Set in the beautiful surrounds of Queenstown, the U15 'Colts' rugby team performed beyond expectations in the 2018 Rural Livestock South Island Co Ed Schools U15 Rugby Tournament, winning Division 2 after narrowly missing out on a top 8 placing.
Whilst a wintry blast may have ripped through the Lewis Pass on Sunday night and left a fresh dusting of snow on the mountains, the bright sunshine of the three days made conditions perfect for free-flowing rugby at the Queenstown Events Centre. An amalgam of players from the the U16 and U14.5 teams, the 'Colts' were coached by Celtic stalwarts Andre de Joux, Kerry O'Connor and former bullocking Roncalli First XV 2nd V, Ben Watson. Using a new structure in which players used variation in lines with multiple players in motion to create a range of options, it was outstanding defence and commitment to retain posession that saw the team end the tournament with a points differential of +1, only losing 2 games, by 1 and 5 points respectively.
As with any tournament it took a while for the team to gel. The first up 15 all draw with Central Southland College and a narrow one point loss to Dunstan (Alexandra) 19-20 meant that progress out of pool play to Division 1 was always going to be a struggle. This was exacerbated by the horrific injury toll in the first 10 minutes of the game against South Otago High School, including the tournament ending head clash for Sam O'Driscoll, who was the best player on the paddock in all games up until this time. Despite losing half the forward pack, Roncalli were holding on to a 5-5 scoreline and it was only a length of the field break out that dashed all hopes , ending 5-10.

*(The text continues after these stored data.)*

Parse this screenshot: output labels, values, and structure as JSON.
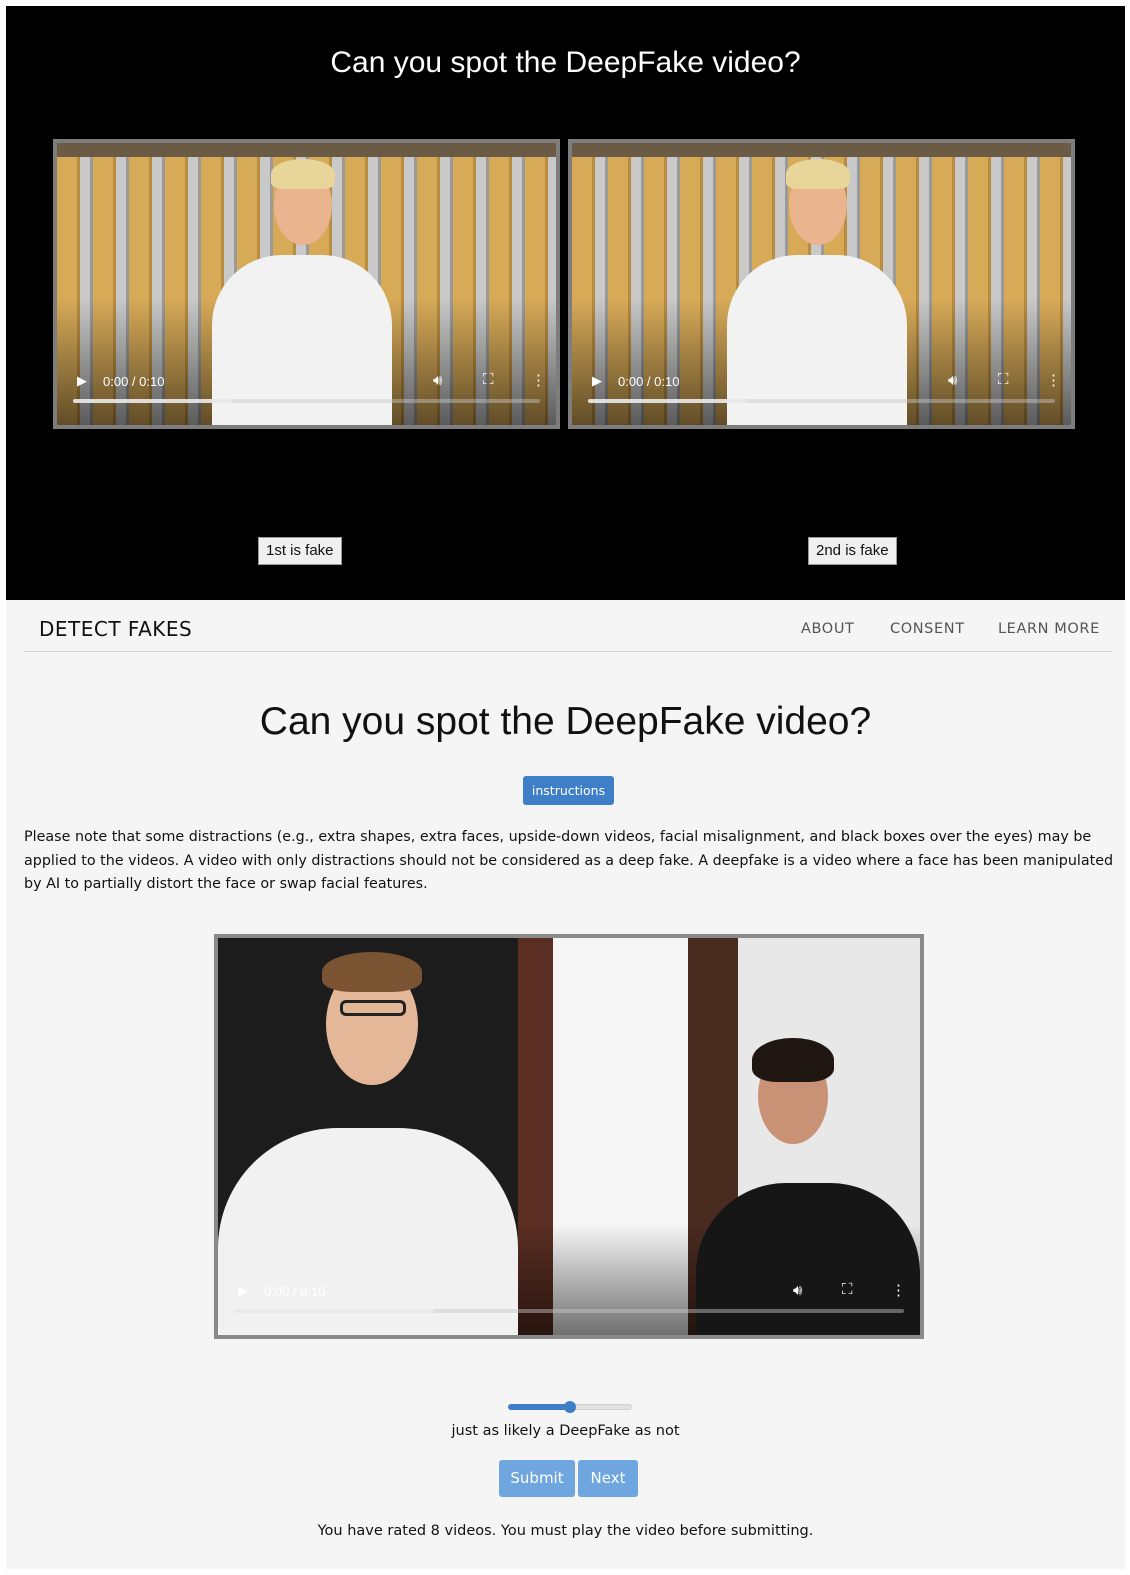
{
  "top_panel": {
    "title": "Can you spot the DeepFake video?",
    "videos": [
      {
        "time": "0:00 / 0:10",
        "progress": 0.34
      },
      {
        "time": "0:00 / 0:10",
        "progress": 0.34
      }
    ],
    "choice_1_label": "1st is fake",
    "choice_2_label": "2nd is fake"
  },
  "navbar": {
    "brand": "DETECT FAKES",
    "links": [
      "ABOUT",
      "CONSENT",
      "LEARN MORE"
    ]
  },
  "main": {
    "title": "Can you spot the DeepFake video?",
    "instructions_label": "instructions",
    "note": "Please note that some distractions (e.g., extra shapes, extra faces, upside-down videos, facial misalignment, and black boxes over the eyes) may be applied to the videos. A video with only distractions should not be considered as a deep fake. A deepfake is a video where a face has been manipulated by AI to partially distort the face or swap facial features.",
    "video": {
      "time": "0:00 / 0:10",
      "progress": 0.3
    },
    "slider": {
      "value": 0.5,
      "label": "just as likely a DeepFake as not"
    },
    "submit_label": "Submit",
    "next_label": "Next",
    "status": "You have rated 8 videos. You must play the video before submitting."
  },
  "colors": {
    "accent": "#3f7fc8",
    "button_disabled": "#6fa6df",
    "top_background": "#000000",
    "page_background": "#f5f5f5"
  },
  "icons": {
    "play": "play-icon",
    "volume": "volume-icon",
    "fullscreen": "fullscreen-icon",
    "more": "more-options-icon"
  }
}
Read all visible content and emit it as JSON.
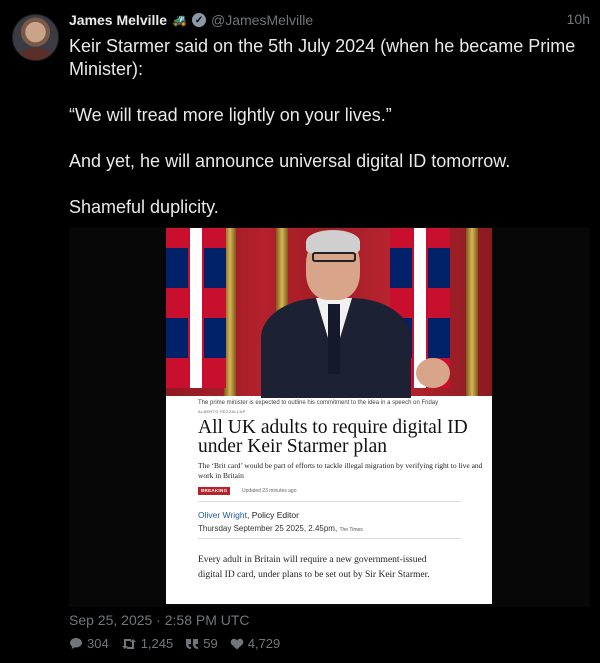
{
  "tweet": {
    "author_name": "James Melville",
    "author_emoji": "🚜",
    "handle": "@JamesMelville",
    "time_ago": "10h",
    "paragraphs": [
      "Keir Starmer said on the 5th July 2024 (when he became Prime Minister):",
      "“We will tread more lightly on your lives.”",
      "And yet, he will announce universal digital ID tomorrow.",
      "Shameful duplicity."
    ],
    "timestamp": "Sep 25, 2025 · 2:58 PM UTC"
  },
  "article": {
    "caption": "The prime minister is expected to outline his commitment to the idea in a speech on Friday",
    "credit": "ALBERTO PEZZALI/AP",
    "headline": "All UK adults to require digital ID under Keir Starmer plan",
    "standfirst": "The ‘Brit card’ would be part of efforts to tackle illegal migration by verifying right to live and work in Britain",
    "badge": "BREAKING",
    "updated": "Updated 23 minutes ago",
    "author": "Oliver Wright",
    "author_role": ", Policy Editor",
    "date": "Thursday September 25 2025, 2.45pm,",
    "publication": "The Times",
    "body": "Every adult in Britain will require a new government-issued digital ID card, under plans to be set out by Sir Keir Starmer."
  },
  "stats": {
    "replies": "304",
    "retweets": "1,245",
    "quotes": "59",
    "likes": "4,729"
  },
  "icons": {
    "reply": "speech-bubble-icon",
    "retweet": "retweet-icon",
    "quote": "quote-icon",
    "like": "heart-icon",
    "verified": "verified-badge-icon"
  },
  "colors": {
    "background": "#000000",
    "text": "#e7e9ea",
    "muted": "#71767b",
    "breaking": "#b8202a",
    "author_link": "#1d5a9e"
  }
}
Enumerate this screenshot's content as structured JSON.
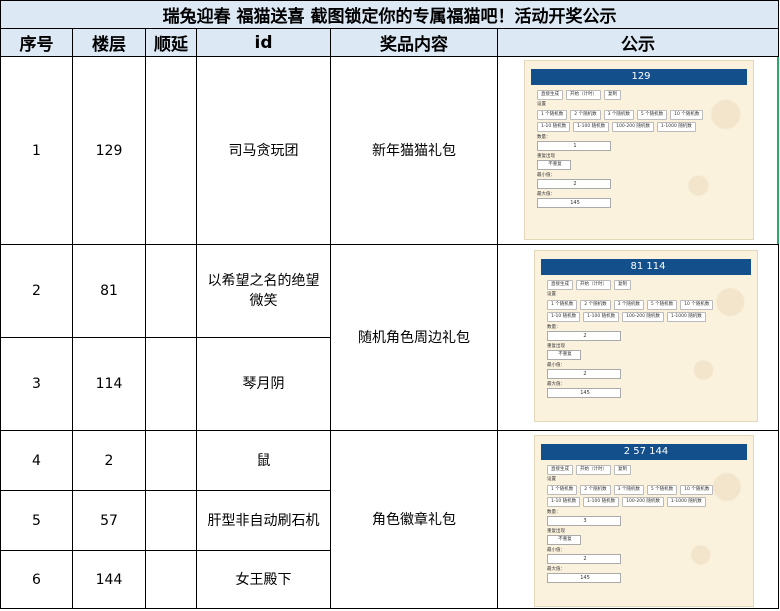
{
  "title": "瑞兔迎春 福猫送喜 截图锁定你的专属福猫吧！活动开奖公示",
  "headers": [
    "序号",
    "楼层",
    "顺延",
    "id",
    "奖品内容",
    "公示"
  ],
  "rows": [
    {
      "no": "1",
      "floor": "129",
      "shunyan": "",
      "id": "司马贪玩团"
    },
    {
      "no": "2",
      "floor": "81",
      "shunyan": "",
      "id": "以希望之名的绝望微笑"
    },
    {
      "no": "3",
      "floor": "114",
      "shunyan": "",
      "id": "琴月阴"
    },
    {
      "no": "4",
      "floor": "2",
      "shunyan": "",
      "id": "鼠"
    },
    {
      "no": "5",
      "floor": "57",
      "shunyan": "",
      "id": "肝型非自动刷石机"
    },
    {
      "no": "6",
      "floor": "144",
      "shunyan": "",
      "id": "女王殿下"
    }
  ],
  "prizes": [
    "新年猫猫礼包",
    "随机角色周边礼包",
    "角色徽章礼包"
  ],
  "generator": {
    "buttons_top": [
      "直接生成",
      "开始（计时）",
      "复制"
    ],
    "settings_label": "设置",
    "row1": [
      "1 个随机数",
      "2 个随机数",
      "3 个随机数",
      "5 个随机数",
      "10 个随机数"
    ],
    "row2": [
      "1-10 随机数",
      "1-100 随机数",
      "100-200 随机数",
      "1-1000 随机数"
    ],
    "count_label": "数量：",
    "repeat_label": "重复出现",
    "repeat_value": "不重复",
    "min_label": "最小值：",
    "max_label": "最大值：",
    "min_value": "2",
    "max_value": "145",
    "panels": [
      {
        "result": "129",
        "count": "1"
      },
      {
        "result": "81 114",
        "count": "2"
      },
      {
        "result": "2 57 144",
        "count": "3"
      }
    ]
  }
}
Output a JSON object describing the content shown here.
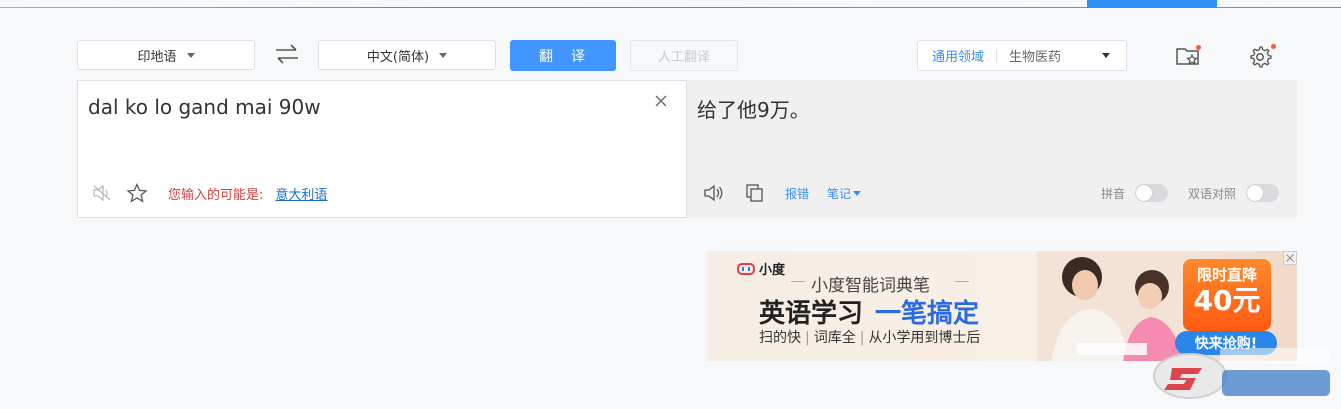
{
  "toolbar": {
    "source_lang": "印地语",
    "target_lang": "中文(简体)",
    "translate_label": "翻译",
    "human_translate_label": "人工翻译",
    "domain_primary": "通用领域",
    "domain_secondary": "生物医药"
  },
  "source": {
    "text": "dal ko lo gand mai 90w",
    "hint_label": "您输入的可能是:",
    "hint_language": "意大利语"
  },
  "result": {
    "text": "给了他9万。",
    "report_label": "报错",
    "notes_label": "笔记",
    "pinyin_label": "拼音",
    "bilingual_label": "双语对照"
  },
  "ad": {
    "brand": "小度",
    "subtitle": "小度智能词典笔",
    "headline_a": "英语学习",
    "headline_b": "一笔搞定",
    "feature_1": "扫的快",
    "feature_2": "词库全",
    "feature_3": "从小学用到博士后",
    "badge_line1": "限时直降",
    "badge_price": "40元",
    "cta": "快来抢购!"
  },
  "colors": {
    "accent": "#4395ff",
    "link": "#1a6ccf",
    "hint": "#cc4444"
  }
}
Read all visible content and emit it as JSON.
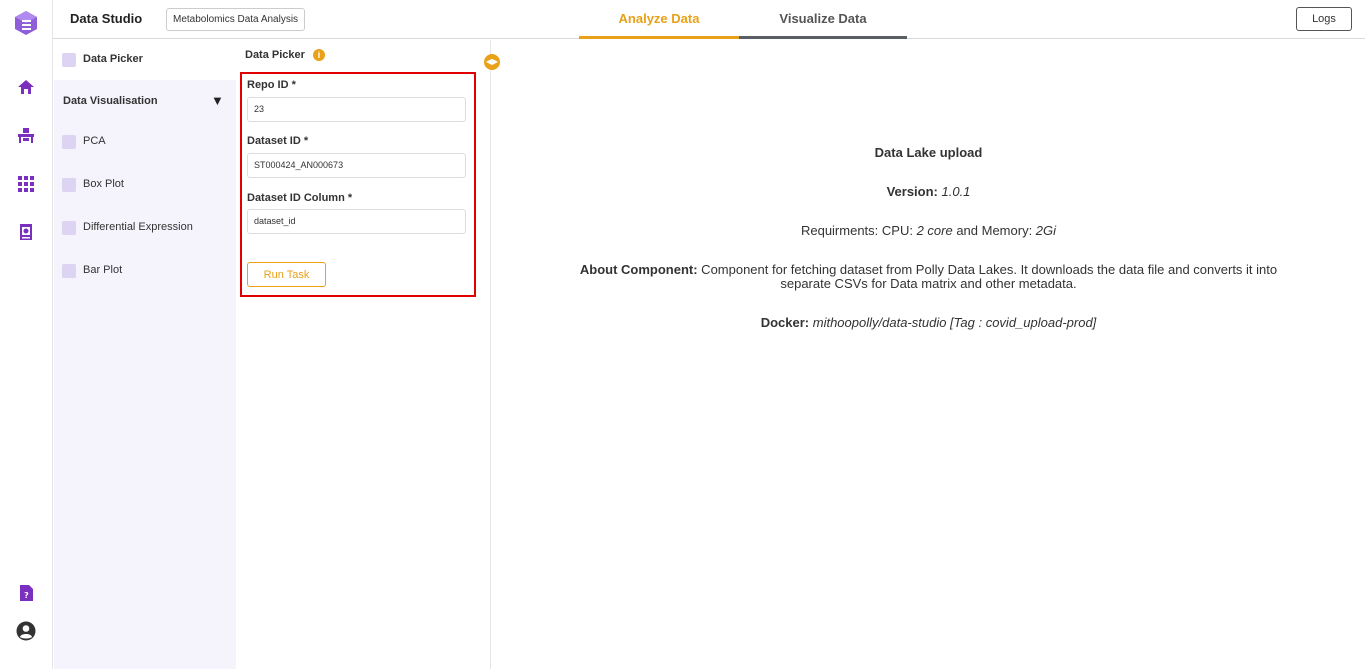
{
  "header": {
    "app_title": "Data Studio",
    "project_value": "Metabolomics Data Analysis",
    "tabs": [
      {
        "label": "Analyze Data",
        "active": true
      },
      {
        "label": "Visualize Data",
        "active": false
      }
    ],
    "logs_label": "Logs",
    "accent_color": "#e8a118"
  },
  "rail": {
    "icons": [
      "app-logo-icon",
      "home-icon",
      "workstation-icon",
      "apps-grid-icon",
      "notebook-icon",
      "help-doc-icon",
      "user-account-icon"
    ],
    "color": "#7b2fbe"
  },
  "sidebar": {
    "data_picker": "Data Picker",
    "group_label": "Data Visualisation",
    "group_arrow": "▼",
    "items": [
      {
        "label": "PCA"
      },
      {
        "label": "Box Plot"
      },
      {
        "label": "Differential Expression"
      },
      {
        "label": "Bar Plot"
      }
    ]
  },
  "panel": {
    "title": "Data Picker",
    "info_glyph": "i",
    "fields": [
      {
        "label": "Repo ID *",
        "value": "23"
      },
      {
        "label": "Dataset ID *",
        "value": "ST000424_AN000673"
      },
      {
        "label": "Dataset ID Column *",
        "value": "dataset_id"
      }
    ],
    "run_label": "Run Task"
  },
  "details": {
    "title": "Data Lake upload",
    "version_label": "Version:",
    "version_value": "1.0.1",
    "req_prefix": "Requirments: CPU: ",
    "cpu": "2 core",
    "req_mid": " and Memory: ",
    "memory": "2Gi",
    "about_label": "About Component:",
    "about_text": " Component for fetching dataset from Polly Data Lakes. It downloads the data file and converts it into",
    "about_text2": "separate CSVs for Data matrix and other metadata.",
    "docker_label": "Docker:",
    "docker_value": "mithoopolly/data-studio [Tag : covid_upload-prod]"
  }
}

However, the signs were there that it was all about to click. Led by the unflappable Hayden Kerr with his precise general play and precision goal kicking, the unstoppable Bismark that was Angus Jensen and the ubiquitous Angus Rooney, Roncalli showed how structure and commitment to the contact situation can overcome raw physical talent. Caleb Houston was becoming a consistent threat as he found the groove in his new position of fullback, with agility and pace. In a heart stopping, see-sawing game, another battle of attrition saw Roncalli show confidence in their decision making to triumph firstly over Ashburton College (22-21) in the quarters and then Cashmere High (6-5) in the semi final, setting up a rematch with Central Southland College in the final.
Fast and physical, Adam Currie was typical of the team effort, putting on an exhibition as open side flanker (resulting in his selection in the Tournament team), whilst George Laing's growing awareness and intelligence in defensive decision making and line speed ensured that the dangerous Central Southland backs could not find their rhythm. After sustained team commitment and ball control from all, Hayden Kerr embraced pressure to slot the deciding penalty, 6-5 with minutes to play. From the kick off you could see the resolve set on the faces of the players. The feeling between the players, their willingness to work as a team, the glue that bound them together, hardened around him and Roncalli repelled repeated attacks in the final minutes for a win for the College, and a culture that will lead to good things in the future.
It was a stunning end to a satisfying tournament that showed not only a positive culture within the team and a calmness under pressure, but the camaraderie and enthusiasm of the parents, who burned just as much energy as the players.